On the other hand, we copy dvds and cds without thinking about it. Digitised information is difficult to resist. But the young people who compulsively copy dvds will also defy any rules of patience queuing for hours to spend a fortune on tickets for a concert. They are not prepared to spend money on the cd object; they demand the concert experience for their cash.
So, we’re not just a culture of objects (things) but also of experiences (emotions). We are hands (the tools and trinkets) and brain, but in this digital age our brains are filled with all sorts of low-cost information and ideas, and appreciates sensations more than reasons. The age of pure reason was over a long time ago.
Making objects (and today making emotional experiences) is the basis of our economy. Adam Smith, with his artificial example of the specialist needle industry, said so a long time ago. The problem is that the production of these objects, which used to be carried out in our cities, now often takes place in the most remote places of the planet.
We are told that this is the law of life, and if others can produce goods (better and more cheaply), we need to devote ourselves to thinking of new things (innovation and design) and commercialising them (selling objects and services).
This would be fine if there were only a few of us, but actually we are many. And we don’t all have a PhD in telecommunications or a well-paid job designing new versions of mathematically perfect aerials. There are many of us who have neither the talent to design new things nor the skills to sell them.
The Scandinavian people have understood this for a while. Many of their businesses concentrate on the conception and production of particular objects (specialist production): medical instruments, all types of tools, new materials, telecommunications, exclusive electrical goods, etc. The Scandinavians seem to have accepted that the path to success is the multiplication of science by business: to invent new concepts, based on a finely-tuned understanding of the world, and to be able to apply them to finding solutions to common problems (which are infinitely and profoundly varied)[13].

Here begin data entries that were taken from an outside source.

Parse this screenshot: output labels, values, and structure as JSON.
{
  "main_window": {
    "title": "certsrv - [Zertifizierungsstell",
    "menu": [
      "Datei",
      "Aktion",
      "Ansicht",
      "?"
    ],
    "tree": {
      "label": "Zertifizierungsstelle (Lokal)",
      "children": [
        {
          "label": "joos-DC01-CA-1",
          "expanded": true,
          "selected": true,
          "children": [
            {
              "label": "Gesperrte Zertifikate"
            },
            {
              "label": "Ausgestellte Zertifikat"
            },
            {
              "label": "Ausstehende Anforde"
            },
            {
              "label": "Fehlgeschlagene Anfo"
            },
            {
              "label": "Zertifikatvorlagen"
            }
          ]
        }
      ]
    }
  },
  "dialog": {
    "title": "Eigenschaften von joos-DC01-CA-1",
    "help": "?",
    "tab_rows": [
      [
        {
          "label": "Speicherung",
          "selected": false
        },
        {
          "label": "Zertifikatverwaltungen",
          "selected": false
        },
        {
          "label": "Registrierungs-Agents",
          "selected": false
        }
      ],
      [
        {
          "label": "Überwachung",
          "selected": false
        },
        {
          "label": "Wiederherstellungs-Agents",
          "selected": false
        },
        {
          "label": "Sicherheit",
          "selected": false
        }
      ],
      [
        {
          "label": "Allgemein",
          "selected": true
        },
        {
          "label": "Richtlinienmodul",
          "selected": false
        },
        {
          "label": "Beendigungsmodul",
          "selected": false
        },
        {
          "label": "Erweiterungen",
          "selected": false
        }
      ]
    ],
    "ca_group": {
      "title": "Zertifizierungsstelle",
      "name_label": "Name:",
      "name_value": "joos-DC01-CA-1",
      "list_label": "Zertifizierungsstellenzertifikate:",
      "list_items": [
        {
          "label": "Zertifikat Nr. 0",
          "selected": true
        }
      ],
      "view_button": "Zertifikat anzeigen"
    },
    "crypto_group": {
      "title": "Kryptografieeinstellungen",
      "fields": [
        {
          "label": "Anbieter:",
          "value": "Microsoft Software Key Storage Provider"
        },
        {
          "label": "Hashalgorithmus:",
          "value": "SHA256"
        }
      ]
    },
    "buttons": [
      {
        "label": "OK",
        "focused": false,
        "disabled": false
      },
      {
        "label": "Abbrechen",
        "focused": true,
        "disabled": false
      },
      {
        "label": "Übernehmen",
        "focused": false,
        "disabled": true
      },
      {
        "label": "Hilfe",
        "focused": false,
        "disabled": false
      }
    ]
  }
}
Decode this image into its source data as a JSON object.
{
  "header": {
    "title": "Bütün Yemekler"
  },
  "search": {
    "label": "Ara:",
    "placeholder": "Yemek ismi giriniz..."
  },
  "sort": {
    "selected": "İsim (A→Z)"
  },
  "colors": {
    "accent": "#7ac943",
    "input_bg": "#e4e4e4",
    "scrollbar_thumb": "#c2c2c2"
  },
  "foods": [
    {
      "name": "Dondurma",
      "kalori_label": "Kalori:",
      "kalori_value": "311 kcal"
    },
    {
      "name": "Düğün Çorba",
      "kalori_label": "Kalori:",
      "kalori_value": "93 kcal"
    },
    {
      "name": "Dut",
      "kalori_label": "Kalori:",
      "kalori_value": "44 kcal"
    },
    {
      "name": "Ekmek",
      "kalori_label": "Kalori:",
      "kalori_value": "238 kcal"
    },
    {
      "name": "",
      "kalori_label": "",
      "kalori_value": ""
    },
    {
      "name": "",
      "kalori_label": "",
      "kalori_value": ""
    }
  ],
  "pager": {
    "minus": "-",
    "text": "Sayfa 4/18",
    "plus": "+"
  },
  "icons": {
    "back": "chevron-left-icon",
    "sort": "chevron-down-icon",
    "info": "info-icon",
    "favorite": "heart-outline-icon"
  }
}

[11] Buying a piece of jewellery used to be a special thing, a rare occasion. Today it’s more of a digital routine; see for example how diamonds can be bought on the Internet at BlueNile.
[12] And not only when it gets used later for wrapping, but from the moment we buy it…
[13] So what we must do, I am convinced, is to water society so that new entrepreneurs can flourish who believe in science as an engine of business; in science as the only form of finding disruptions in materials and in energy, and thus come up with new solutions to our problems.